Broker's call: ICICI Lombard (Buy)

| Updated on January 22, 2019 Published on January 22, 2019


ICICI Lombard (Buy)

CMP: ₹846

Target: ₹1,030

In 3QFY19, ICICI Lombard recorded strong gross growth in premium of 26 per cent y-o-y driven by the motor third party (TP) business (+66 per cent y-o-y increase). The insurer was a significant beneficiary of the court ruling on mandatory long-term motor TP insurance given its dominance in motor sub-segments such as private cars and two-wheelers. However, PAT of ₹239 crore was a bit weak, growing just 3 per cent y-o-y. Softer PAT growth was on account of a) higher first-year commission rate on long-term motor TP policies; and b) 86 per cent y-o-y increase in sales promotion expenses on account of up-fronting other acquisition costs.

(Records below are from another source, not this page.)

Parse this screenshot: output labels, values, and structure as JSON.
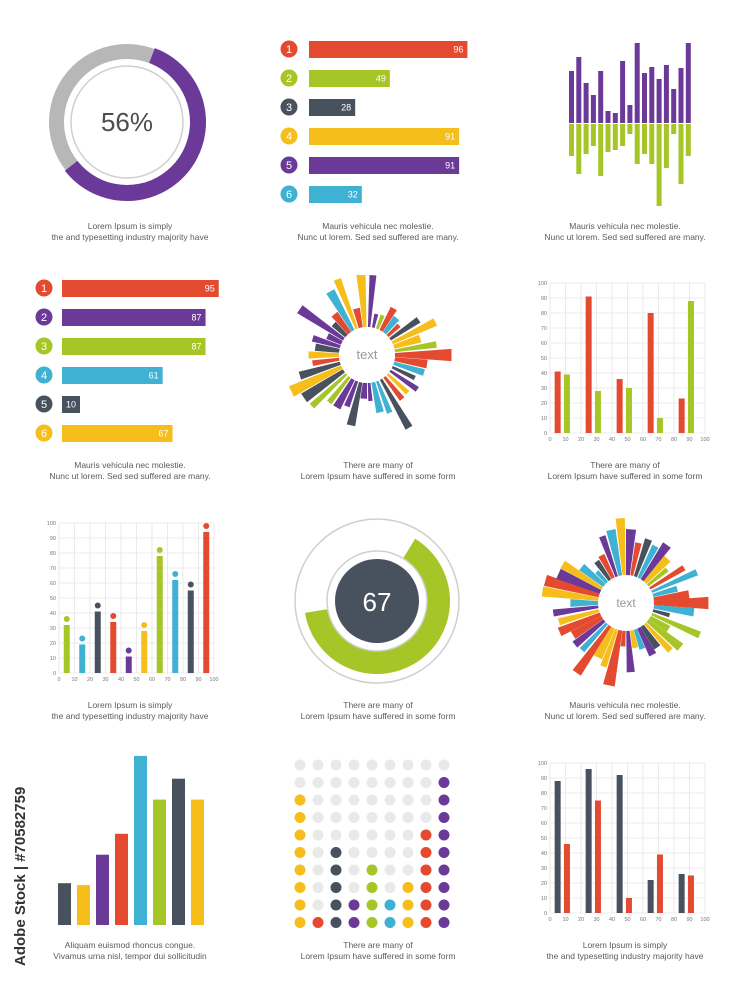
{
  "colors": {
    "red": "#e34a2f",
    "green": "#a6c628",
    "purple": "#6b3a99",
    "blue": "#3fb1d3",
    "yellow": "#f6be1a",
    "slate": "#48525e",
    "grey": "#b7b7b7",
    "lightgrey": "#e9e9e9"
  },
  "donut1": {
    "value": "56%"
  },
  "donut2": {
    "value": "67"
  },
  "hbars1": {
    "items": [
      {
        "n": "1",
        "v": "96",
        "c": "red"
      },
      {
        "n": "2",
        "v": "49",
        "c": "green"
      },
      {
        "n": "3",
        "v": "28",
        "c": "slate"
      },
      {
        "n": "4",
        "v": "91",
        "c": "yellow"
      },
      {
        "n": "5",
        "v": "91",
        "c": "purple"
      },
      {
        "n": "6",
        "v": "32",
        "c": "blue"
      }
    ]
  },
  "hbars2": {
    "items": [
      {
        "n": "1",
        "v": "95",
        "c": "red"
      },
      {
        "n": "2",
        "v": "87",
        "c": "purple"
      },
      {
        "n": "3",
        "v": "87",
        "c": "green"
      },
      {
        "n": "4",
        "v": "61",
        "c": "blue"
      },
      {
        "n": "5",
        "v": "10",
        "c": "slate"
      },
      {
        "n": "6",
        "v": "67",
        "c": "yellow"
      }
    ]
  },
  "sunburst1": {
    "label": "text"
  },
  "sunburst2": {
    "label": "text"
  },
  "captions": {
    "c1": [
      "Lorem Ipsum is simply",
      "the  and typesetting industry majority have"
    ],
    "c2": [
      "Mauris vehicula nec molestie.",
      "Nunc ut  lorem. Sed sed  suffered  are many."
    ],
    "c3": [
      "Mauris vehicula nec molestie.",
      "Nunc ut  lorem. Sed sed  suffered  are many."
    ],
    "c4": [
      "Mauris vehicula nec molestie.",
      "Nunc ut  lorem. Sed sed  suffered  are many."
    ],
    "c5": [
      "There are many  of",
      "Lorem Ipsum  have suffered  in some form"
    ],
    "c6": [
      "There are many  of",
      "Lorem Ipsum  have suffered  in some form"
    ],
    "c7": [
      "Lorem Ipsum is simply",
      "the  and typesetting industry majority have"
    ],
    "c8": [
      "There are many  of",
      "Lorem Ipsum  have suffered  in some form"
    ],
    "c9": [
      "Mauris vehicula nec molestie.",
      "Nunc ut  lorem. Sed sed  suffered  are many."
    ],
    "c10": [
      "Aliquam euismod rhoncus congue.",
      "Vivamus urna nisl,  tempor dui sollicitudin"
    ],
    "c11": [
      "There are many  of",
      "Lorem Ipsum  have suffered  in some form"
    ],
    "c12": [
      "Lorem Ipsum is simply",
      "the  and typesetting industry majority have"
    ]
  },
  "watermark": "Adobe Stock | #70582759",
  "chart_data": [
    {
      "type": "pie",
      "title": "",
      "values": [
        56
      ],
      "label": "56%"
    },
    {
      "type": "bar",
      "orientation": "horizontal",
      "categories": [
        "1",
        "2",
        "3",
        "4",
        "5",
        "6"
      ],
      "values": [
        96,
        49,
        28,
        91,
        91,
        32
      ]
    },
    {
      "type": "bar",
      "orientation": "diverging",
      "up": [
        52,
        66,
        40,
        28,
        52,
        12,
        10,
        62,
        18,
        80,
        50,
        56,
        44,
        58,
        34,
        55,
        80
      ],
      "down": [
        32,
        50,
        30,
        22,
        52,
        28,
        26,
        22,
        10,
        40,
        30,
        40,
        82,
        44,
        10,
        60,
        32
      ]
    },
    {
      "type": "bar",
      "orientation": "horizontal",
      "categories": [
        "1",
        "2",
        "3",
        "4",
        "5",
        "6"
      ],
      "values": [
        95,
        87,
        87,
        61,
        10,
        67
      ]
    },
    {
      "type": "pie",
      "subtype": "radial-burst",
      "label": "text"
    },
    {
      "type": "bar",
      "x": [
        10,
        30,
        50,
        70,
        90
      ],
      "series": [
        {
          "values": [
            41,
            91,
            36,
            80,
            23
          ]
        },
        {
          "values": [
            39,
            28,
            30,
            10,
            88
          ]
        }
      ],
      "xlim": [
        0,
        100
      ],
      "ylim": [
        0,
        100
      ],
      "grid": true,
      "xticks": [
        0,
        10,
        20,
        30,
        40,
        50,
        60,
        70,
        80,
        90,
        100
      ],
      "yticks": [
        0,
        10,
        20,
        30,
        40,
        50,
        60,
        70,
        80,
        90,
        100
      ]
    },
    {
      "type": "bar",
      "subtype": "lollipop",
      "x": [
        5,
        15,
        25,
        35,
        45,
        55,
        65,
        75,
        85,
        95
      ],
      "values": [
        32,
        19,
        41,
        34,
        11,
        28,
        78,
        62,
        55,
        94
      ],
      "colors": [
        "green",
        "blue",
        "slate",
        "red",
        "purple",
        "yellow",
        "green",
        "blue",
        "slate",
        "red"
      ],
      "xlim": [
        0,
        100
      ],
      "ylim": [
        0,
        100
      ],
      "grid": true,
      "xticks": [
        0,
        10,
        20,
        30,
        40,
        50,
        60,
        70,
        80,
        90,
        100
      ],
      "yticks": [
        0,
        10,
        20,
        30,
        40,
        50,
        60,
        70,
        80,
        90,
        100
      ]
    },
    {
      "type": "pie",
      "title": "",
      "values": [
        67
      ],
      "label": "67"
    },
    {
      "type": "pie",
      "subtype": "radial-burst",
      "label": "text"
    },
    {
      "type": "bar",
      "values": [
        22,
        21,
        37,
        48,
        89,
        66,
        77,
        66
      ],
      "colors": [
        "slate",
        "yellow",
        "purple",
        "red",
        "blue",
        "green",
        "slate",
        "yellow"
      ]
    },
    {
      "type": "scatter",
      "subtype": "dot-matrix",
      "columns": 9,
      "rows": 10,
      "filled": [
        8,
        1,
        5,
        2,
        4,
        2,
        3,
        6,
        9
      ],
      "colors": [
        "yellow",
        "red",
        "slate",
        "purple",
        "green",
        "blue",
        "yellow",
        "red",
        "purple"
      ]
    },
    {
      "type": "bar",
      "x": [
        10,
        30,
        50,
        70,
        90
      ],
      "series": [
        {
          "values": [
            88,
            96,
            92,
            22,
            26
          ]
        },
        {
          "values": [
            46,
            75,
            10,
            39,
            25
          ]
        }
      ],
      "xlim": [
        0,
        100
      ],
      "ylim": [
        0,
        100
      ],
      "grid": true,
      "xticks": [
        0,
        10,
        20,
        30,
        40,
        50,
        60,
        70,
        80,
        90,
        100
      ],
      "yticks": [
        0,
        10,
        20,
        30,
        40,
        50,
        60,
        70,
        80,
        90,
        100
      ]
    }
  ]
}
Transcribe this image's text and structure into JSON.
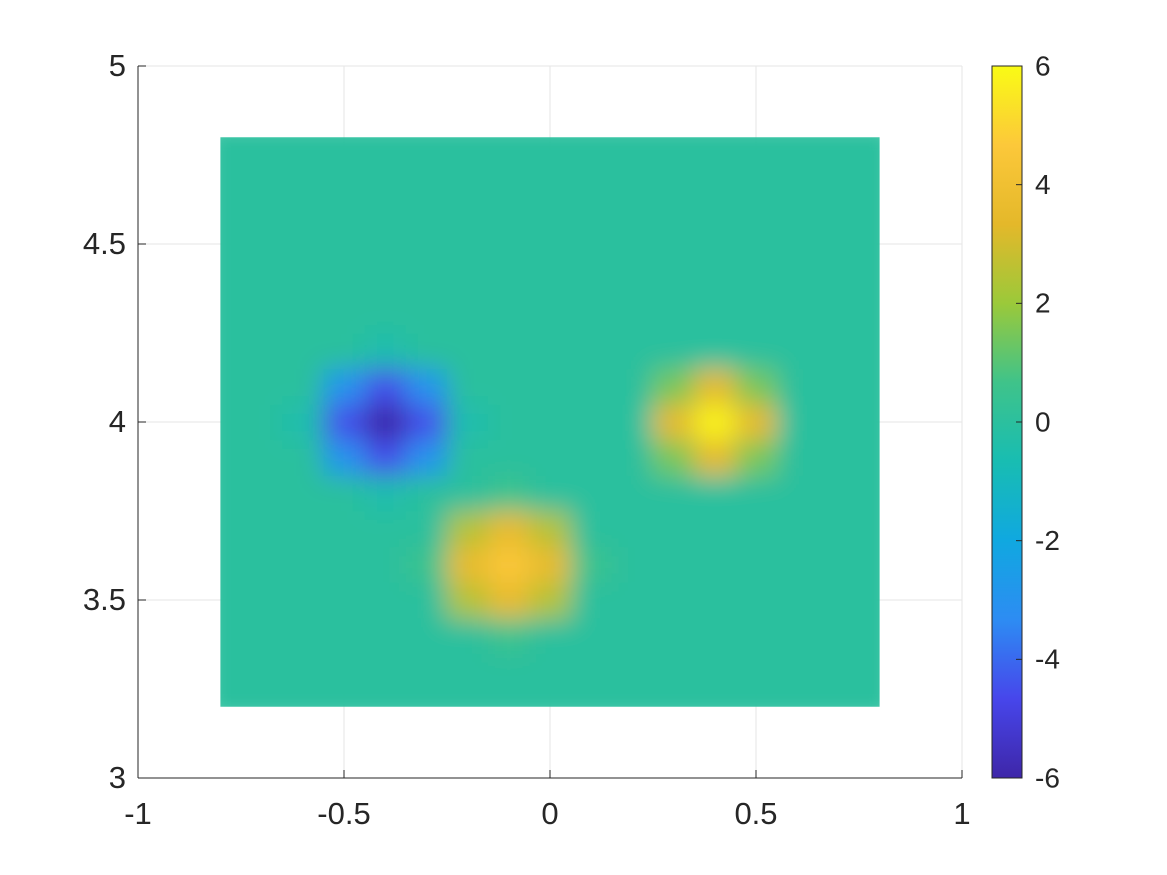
{
  "chart_data": {
    "type": "heatmap",
    "x": [
      -0.8,
      -0.7,
      -0.6,
      -0.5,
      -0.4,
      -0.3,
      -0.2,
      -0.1,
      0,
      0.1,
      0.2,
      0.3,
      0.4,
      0.5,
      0.6,
      0.7,
      0.8
    ],
    "y": [
      3.2,
      3.3,
      3.4,
      3.5,
      3.6,
      3.7,
      3.8,
      3.9,
      4.0,
      4.1,
      4.2,
      4.3,
      4.4,
      4.5,
      4.6,
      4.7,
      4.8
    ],
    "values": [
      [
        0,
        0,
        0,
        0,
        0,
        0,
        0,
        0,
        0,
        0,
        0,
        0,
        0,
        0,
        0,
        0,
        0
      ],
      [
        0,
        0,
        0,
        0,
        0,
        0,
        0,
        0,
        0,
        0,
        0,
        0,
        0,
        0,
        0,
        0,
        0
      ],
      [
        0,
        0,
        0,
        0,
        0,
        0,
        0,
        0.5,
        0,
        0,
        0,
        0,
        0,
        0,
        0,
        0,
        0
      ],
      [
        0,
        0,
        0,
        0,
        0,
        0,
        2.5,
        3.6,
        2.5,
        0,
        0,
        0,
        0,
        0,
        0,
        0,
        0
      ],
      [
        0,
        0,
        0,
        0,
        0,
        0.5,
        3.6,
        4.6,
        3.6,
        0.5,
        0,
        0,
        0,
        0,
        0,
        0,
        0
      ],
      [
        0,
        0,
        0,
        0,
        0,
        0,
        2.5,
        3.6,
        2.5,
        0,
        0,
        0,
        0,
        0,
        0,
        0,
        0
      ],
      [
        0,
        0,
        0,
        0,
        -0.5,
        0,
        0,
        0.5,
        0,
        0,
        0,
        0,
        0,
        0,
        0,
        0,
        0
      ],
      [
        0,
        0,
        0,
        -3,
        -4.5,
        -3,
        0,
        0,
        0,
        0,
        0,
        1.5,
        3.5,
        1.5,
        0,
        0,
        0
      ],
      [
        0,
        0,
        -0.5,
        -4.5,
        -6,
        -4.5,
        -0.5,
        0,
        0,
        0,
        0,
        3.5,
        5.8,
        3.5,
        0,
        0,
        0
      ],
      [
        0,
        0,
        0,
        -3,
        -4.5,
        -3,
        0,
        0,
        0,
        0,
        0,
        1.5,
        3.5,
        1.5,
        0,
        0,
        0
      ],
      [
        0,
        0,
        0,
        0,
        -0.5,
        0,
        0,
        0,
        0,
        0,
        0,
        0,
        0,
        0,
        0,
        0,
        0
      ],
      [
        0,
        0,
        0,
        0,
        0,
        0,
        0,
        0,
        0,
        0,
        0,
        0,
        0,
        0,
        0,
        0,
        0
      ],
      [
        0,
        0,
        0,
        0,
        0,
        0,
        0,
        0,
        0,
        0,
        0,
        0,
        0,
        0,
        0,
        0,
        0
      ],
      [
        0,
        0,
        0,
        0,
        0,
        0,
        0,
        0,
        0,
        0,
        0,
        0,
        0,
        0,
        0,
        0,
        0
      ],
      [
        0,
        0,
        0,
        0,
        0,
        0,
        0,
        0,
        0,
        0,
        0,
        0,
        0,
        0,
        0,
        0,
        0
      ],
      [
        0,
        0,
        0,
        0,
        0,
        0,
        0,
        0,
        0,
        0,
        0,
        0,
        0,
        0,
        0,
        0,
        0
      ],
      [
        0,
        0,
        0,
        0,
        0,
        0,
        0,
        0,
        0,
        0,
        0,
        0,
        0,
        0,
        0,
        0,
        0
      ]
    ],
    "xlim": [
      -1,
      1
    ],
    "ylim": [
      3,
      5
    ],
    "xticks": [
      -1,
      -0.5,
      0,
      0.5,
      1
    ],
    "yticks": [
      3,
      3.5,
      4,
      4.5,
      5
    ],
    "grid": true,
    "clim": [
      -6,
      6
    ],
    "cticks": [
      -6,
      -4,
      -2,
      0,
      2,
      4,
      6
    ],
    "colormap": [
      "#3e26a8",
      "#4746eb",
      "#2d8cf3",
      "#10a8e0",
      "#18bdb2",
      "#3fc38a",
      "#9bc93a",
      "#e4b82a",
      "#fcc83a",
      "#f9fb15"
    ]
  }
}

We believe ICICI Lombard is well-positioned to deliver 16 per cent GDPI growth — in line with the industry — over FY18-21E, enabled by i) structural factors such as a) non-life under-penetration and low density as well as b) urbanisation and rising asset ownership; ii) granular focus on niche segments within Motor/Health; and iii) a diversified and productive distribution network.

We value the stock at 28x March 21E EPS for a PAT CAGR of 25 per cent over FY18-21E and ROE of 22 per cent by FY21E. We maintain ‘buy’ rating with a TP of ₹1,030.